Néanmoins, fin juillet, il remit son dossier complet à maître Janaud et récupéra (enfin) son petit garçon pour les vacances. On lui avait retiré son attelle et ses plaies au visage avaient cicatrisé, il n’avait donc plus la sale gueule du flic blessé au front. Ils partirent en Sicile, au Club Med, un village familial qui proposait un tas d’activités pour les enfants.
C’était la première fois qu’il plongeait dans cette marmite et il s’attendait à pire. Bien sûr, il n’apprécia pas de partager les repas avec les autres GM et ne se fit aucun ami, mais en maillot de bain, assis sur les mêmes bancs que ces vacanciers bronzés et heureux, à manger du taboulé, il se sentait presque normal. Surtout, Thaddée était ravi, occupé du matin au soir, à tel point qu’au bout de quelques jours, Corso avait l’impression que c’était son fils qui l’avait emmené en vacances et non l’inverse.
Mais on n’oubliait pas Sobieski aussi facilement.

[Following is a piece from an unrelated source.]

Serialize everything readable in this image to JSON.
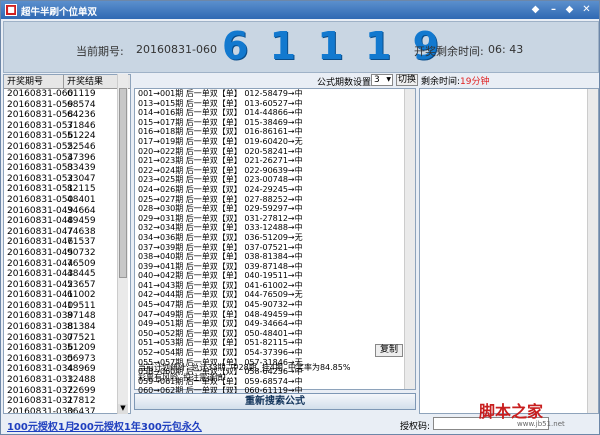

La journée, il vaquait de la piscine à la plage, de la plage au bar, mais, quoi qu’il fasse, il revenait aux mêmes souvenirs, aux mêmes hantises : les cris silencieux des victimes de Sob, les abominations d’Akhtar, les jeux pervers de Sophie, les nuits à la morgue d’Hélène, le corps gris et effrité de Marco au fond de l’eau… Contrairement à ce qu’on raconte, les flics n’oublient jamais rien, leurs souvenirs constituent même leur principal matériau de travail — un flic opère toujours mentalement une synthèse entre le passé et le présent, croise en permanence les données d’une nouvelle affaire avec celles des anciennes…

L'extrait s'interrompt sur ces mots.